4. "Es wird keine Steuererhöhung aufgrund der Flüchtlingskrise geben". Das mag wohl (vorläufig) stimmen, aber just im Dezember 2015 wurde in unserem Stadtrat z.B. beschlossen das beitragsfreie Kindergartenjahr abzuschaffen, was eine Mehrbelastung von über 1.000€ im Jahr darstellt für Familien mit einem Kind. Könnte das womöglich mit Einsparnotwendigkeiten der Kommune aufgrund der Flüchtlingskosten zu tun haben?! Tragen nun also indirekt spezielle Gesellschaftsgruppen die Flüchtlingskosten?

Kommentare (4)Schließen

  1. Autor Ulf M.
    am 11. Januar 2016
    1.

    Die Politiker reiten die Bevölkerung in dieses Chaos und lassen uns dafür zahlen. Hier werden Leute gegen den Willen der Bevölkerung in unser Land geholt und anschließend sollen wir wie von Herrn Opperman angesprochen 18000 neue Polizisten bezahlen.

  2. Autor Erhard Jakob
    am 12. Januar 2016
    2.

    Wir holen doch die Asyl-Bewerber doch nicht in unser Land.
    Wir haben die Pflicht >Asyl-Berechtigten< Asyl zu geben.

    Allerdings bin ich der Ansicht, dass dieses Recht höchstens
    0,1 % im Sinne des Gesetzen wahrnehmen können.

    99,9 % sind *Wirtschaftsflüchtlinge*, welche nach GG Art.
    16A Abs. 2 kein Recht auf Asyl haben. Und mit
    diesen 0,1 % kämen wir leicht zu recht.

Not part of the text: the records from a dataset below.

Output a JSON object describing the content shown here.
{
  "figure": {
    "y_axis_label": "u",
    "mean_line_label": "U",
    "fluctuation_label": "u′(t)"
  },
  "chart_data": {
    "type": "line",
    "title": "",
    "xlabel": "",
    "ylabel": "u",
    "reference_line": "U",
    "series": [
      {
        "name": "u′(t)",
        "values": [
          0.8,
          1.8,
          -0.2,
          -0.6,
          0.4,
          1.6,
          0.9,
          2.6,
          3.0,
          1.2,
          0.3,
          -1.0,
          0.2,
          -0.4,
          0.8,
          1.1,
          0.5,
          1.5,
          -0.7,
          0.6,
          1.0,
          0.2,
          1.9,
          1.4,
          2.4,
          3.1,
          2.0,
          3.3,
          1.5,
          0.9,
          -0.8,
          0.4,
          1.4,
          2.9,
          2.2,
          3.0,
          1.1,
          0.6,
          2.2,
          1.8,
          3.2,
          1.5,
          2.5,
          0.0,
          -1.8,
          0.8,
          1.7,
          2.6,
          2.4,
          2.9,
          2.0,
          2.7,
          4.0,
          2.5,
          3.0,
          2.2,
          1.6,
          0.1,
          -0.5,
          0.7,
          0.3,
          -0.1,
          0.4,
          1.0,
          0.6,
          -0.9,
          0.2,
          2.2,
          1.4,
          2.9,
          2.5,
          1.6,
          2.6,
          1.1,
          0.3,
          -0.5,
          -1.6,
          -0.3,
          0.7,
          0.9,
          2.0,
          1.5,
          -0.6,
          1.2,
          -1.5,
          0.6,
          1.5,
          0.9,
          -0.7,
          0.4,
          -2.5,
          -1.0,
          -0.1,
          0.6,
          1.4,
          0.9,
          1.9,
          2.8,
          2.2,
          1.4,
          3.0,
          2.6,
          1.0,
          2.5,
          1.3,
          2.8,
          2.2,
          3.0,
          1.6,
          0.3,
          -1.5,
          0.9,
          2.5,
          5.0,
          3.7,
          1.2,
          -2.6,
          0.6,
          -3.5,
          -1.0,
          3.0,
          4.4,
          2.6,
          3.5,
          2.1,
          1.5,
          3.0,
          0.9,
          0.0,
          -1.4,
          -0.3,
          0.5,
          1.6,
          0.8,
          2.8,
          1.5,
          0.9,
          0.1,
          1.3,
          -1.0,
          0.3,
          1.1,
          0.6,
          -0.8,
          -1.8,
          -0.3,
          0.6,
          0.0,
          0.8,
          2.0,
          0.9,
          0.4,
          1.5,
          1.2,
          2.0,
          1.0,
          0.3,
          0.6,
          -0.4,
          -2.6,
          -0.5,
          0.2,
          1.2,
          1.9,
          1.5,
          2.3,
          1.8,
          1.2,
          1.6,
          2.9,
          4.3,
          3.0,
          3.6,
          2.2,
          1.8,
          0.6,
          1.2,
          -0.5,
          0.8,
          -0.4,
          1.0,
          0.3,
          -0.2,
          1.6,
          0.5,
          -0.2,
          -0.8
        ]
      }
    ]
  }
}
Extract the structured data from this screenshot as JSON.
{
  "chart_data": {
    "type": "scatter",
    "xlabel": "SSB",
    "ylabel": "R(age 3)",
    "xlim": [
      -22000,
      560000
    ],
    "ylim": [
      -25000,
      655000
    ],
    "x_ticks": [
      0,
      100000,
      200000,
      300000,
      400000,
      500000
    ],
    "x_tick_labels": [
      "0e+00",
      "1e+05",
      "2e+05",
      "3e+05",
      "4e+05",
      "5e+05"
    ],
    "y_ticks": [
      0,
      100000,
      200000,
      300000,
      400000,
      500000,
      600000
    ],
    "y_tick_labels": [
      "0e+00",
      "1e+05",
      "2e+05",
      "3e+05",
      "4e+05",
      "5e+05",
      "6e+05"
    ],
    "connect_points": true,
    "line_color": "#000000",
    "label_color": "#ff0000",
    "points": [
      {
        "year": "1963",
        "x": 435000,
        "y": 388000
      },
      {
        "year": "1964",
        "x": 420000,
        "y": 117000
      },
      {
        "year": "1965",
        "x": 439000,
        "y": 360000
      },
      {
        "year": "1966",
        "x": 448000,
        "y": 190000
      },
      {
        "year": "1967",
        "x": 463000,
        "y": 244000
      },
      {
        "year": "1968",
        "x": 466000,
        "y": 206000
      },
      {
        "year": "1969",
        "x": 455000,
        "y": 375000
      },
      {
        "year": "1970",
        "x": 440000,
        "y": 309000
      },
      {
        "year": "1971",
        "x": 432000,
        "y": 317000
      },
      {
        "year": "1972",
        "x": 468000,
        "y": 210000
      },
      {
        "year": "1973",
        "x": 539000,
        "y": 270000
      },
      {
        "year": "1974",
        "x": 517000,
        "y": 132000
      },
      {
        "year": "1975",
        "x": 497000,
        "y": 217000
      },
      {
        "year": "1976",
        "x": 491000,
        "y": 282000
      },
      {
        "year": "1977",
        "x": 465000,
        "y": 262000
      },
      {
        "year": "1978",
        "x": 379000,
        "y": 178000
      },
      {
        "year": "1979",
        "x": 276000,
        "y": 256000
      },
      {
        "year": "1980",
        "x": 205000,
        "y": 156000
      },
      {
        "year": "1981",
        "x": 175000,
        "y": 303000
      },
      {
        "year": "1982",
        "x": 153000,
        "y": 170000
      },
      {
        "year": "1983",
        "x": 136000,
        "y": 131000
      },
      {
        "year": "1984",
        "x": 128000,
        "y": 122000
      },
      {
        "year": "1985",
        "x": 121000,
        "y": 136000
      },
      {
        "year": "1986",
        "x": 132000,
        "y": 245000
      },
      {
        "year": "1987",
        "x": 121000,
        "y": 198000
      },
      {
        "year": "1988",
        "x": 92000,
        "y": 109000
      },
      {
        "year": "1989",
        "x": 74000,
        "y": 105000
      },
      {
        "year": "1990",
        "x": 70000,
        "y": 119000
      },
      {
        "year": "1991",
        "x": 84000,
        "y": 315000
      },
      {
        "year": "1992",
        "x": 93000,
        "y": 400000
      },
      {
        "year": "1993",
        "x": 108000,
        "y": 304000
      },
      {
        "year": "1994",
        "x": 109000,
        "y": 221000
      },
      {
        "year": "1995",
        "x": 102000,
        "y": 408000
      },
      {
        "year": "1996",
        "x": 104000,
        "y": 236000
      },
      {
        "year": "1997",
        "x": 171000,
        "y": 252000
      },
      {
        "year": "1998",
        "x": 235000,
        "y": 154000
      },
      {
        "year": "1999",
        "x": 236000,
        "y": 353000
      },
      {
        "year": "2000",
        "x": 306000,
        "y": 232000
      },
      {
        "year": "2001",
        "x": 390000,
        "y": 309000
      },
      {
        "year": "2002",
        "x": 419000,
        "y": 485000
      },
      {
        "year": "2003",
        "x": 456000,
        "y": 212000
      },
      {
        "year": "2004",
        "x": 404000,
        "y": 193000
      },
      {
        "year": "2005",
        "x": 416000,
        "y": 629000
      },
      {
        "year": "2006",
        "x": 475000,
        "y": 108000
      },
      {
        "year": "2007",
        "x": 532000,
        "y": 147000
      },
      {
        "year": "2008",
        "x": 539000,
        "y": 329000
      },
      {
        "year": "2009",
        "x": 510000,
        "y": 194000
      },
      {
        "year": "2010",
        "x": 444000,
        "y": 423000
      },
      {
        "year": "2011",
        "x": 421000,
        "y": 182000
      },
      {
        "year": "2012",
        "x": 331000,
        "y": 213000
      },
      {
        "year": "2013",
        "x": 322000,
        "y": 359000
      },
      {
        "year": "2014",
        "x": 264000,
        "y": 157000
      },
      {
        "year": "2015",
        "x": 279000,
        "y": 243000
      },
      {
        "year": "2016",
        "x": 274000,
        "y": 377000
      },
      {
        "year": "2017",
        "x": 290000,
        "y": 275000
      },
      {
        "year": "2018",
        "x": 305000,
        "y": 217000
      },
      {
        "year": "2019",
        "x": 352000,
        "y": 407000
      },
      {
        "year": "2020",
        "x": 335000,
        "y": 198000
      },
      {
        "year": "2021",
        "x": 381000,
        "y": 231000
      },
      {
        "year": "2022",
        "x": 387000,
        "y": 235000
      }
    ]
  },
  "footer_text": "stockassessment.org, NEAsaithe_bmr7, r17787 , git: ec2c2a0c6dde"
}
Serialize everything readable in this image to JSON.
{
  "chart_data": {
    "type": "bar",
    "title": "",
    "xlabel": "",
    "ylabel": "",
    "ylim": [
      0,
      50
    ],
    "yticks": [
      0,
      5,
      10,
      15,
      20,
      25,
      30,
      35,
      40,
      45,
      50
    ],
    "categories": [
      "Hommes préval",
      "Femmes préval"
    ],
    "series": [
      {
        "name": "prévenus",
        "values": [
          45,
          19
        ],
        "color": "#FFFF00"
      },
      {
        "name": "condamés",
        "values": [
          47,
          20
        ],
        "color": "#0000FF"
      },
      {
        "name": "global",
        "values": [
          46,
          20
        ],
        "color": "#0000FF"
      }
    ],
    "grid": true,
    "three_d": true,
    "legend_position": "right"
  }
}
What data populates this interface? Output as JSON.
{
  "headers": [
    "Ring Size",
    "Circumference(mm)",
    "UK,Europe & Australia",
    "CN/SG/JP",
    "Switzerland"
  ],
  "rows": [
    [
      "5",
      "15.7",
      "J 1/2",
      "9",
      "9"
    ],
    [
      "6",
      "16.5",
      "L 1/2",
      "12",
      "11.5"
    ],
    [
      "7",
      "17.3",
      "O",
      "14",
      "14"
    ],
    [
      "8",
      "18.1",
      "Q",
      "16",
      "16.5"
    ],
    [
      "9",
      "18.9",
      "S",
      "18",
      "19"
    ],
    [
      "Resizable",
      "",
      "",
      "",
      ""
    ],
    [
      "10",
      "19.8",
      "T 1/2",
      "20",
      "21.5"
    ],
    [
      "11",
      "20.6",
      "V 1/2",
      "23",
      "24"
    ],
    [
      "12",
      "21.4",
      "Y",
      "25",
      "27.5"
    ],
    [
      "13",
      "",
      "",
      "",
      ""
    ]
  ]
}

  3. Autor Christian Adrion
    am 12. Januar 2016
    3.

    Wer das wirklich zahlt? Die Deutschen!
    Der Deutsche schafft sich keine Kinder an, weil er sich eigene kaum leisten kann, dafür darf er die Familien fremder Völker komplett miternähren. In was für einer Welt leben wir überhaupt? Das soll gerecht sein?

  4. Autor I. Schramm
    am 08. Februar 2016
    4.

    Wir, unsere Kinder und Kindeskinder.
    Jahrelang wurde überall gespart und Steuern erhöht um die Staatsverschuldung zu senken und jetzt scheint Geld in Hülle und Fülle vorhanden zu sein.
    Ich bin auch der Meinung wie Herr Jakob, wenn wir das Asylgesetz entsprechend streng handhaben würden, hätten wir jetzt nicht über eine Million Asylanten, es gäbe keine Straftaten (da alles Straftäter unverzüglich ausgewiesen würden), den bei uns ankommenden Asylanten würde nicht mit Misstrauen begegnet, da jeder wüsste, dass sie zu Recht hier sind.
    Und um das zu leisten brauchen wir vernünftige Tageskontingente und eine Obergrenze. Auch andere Länder müssen in die Pflicht gerufen werden!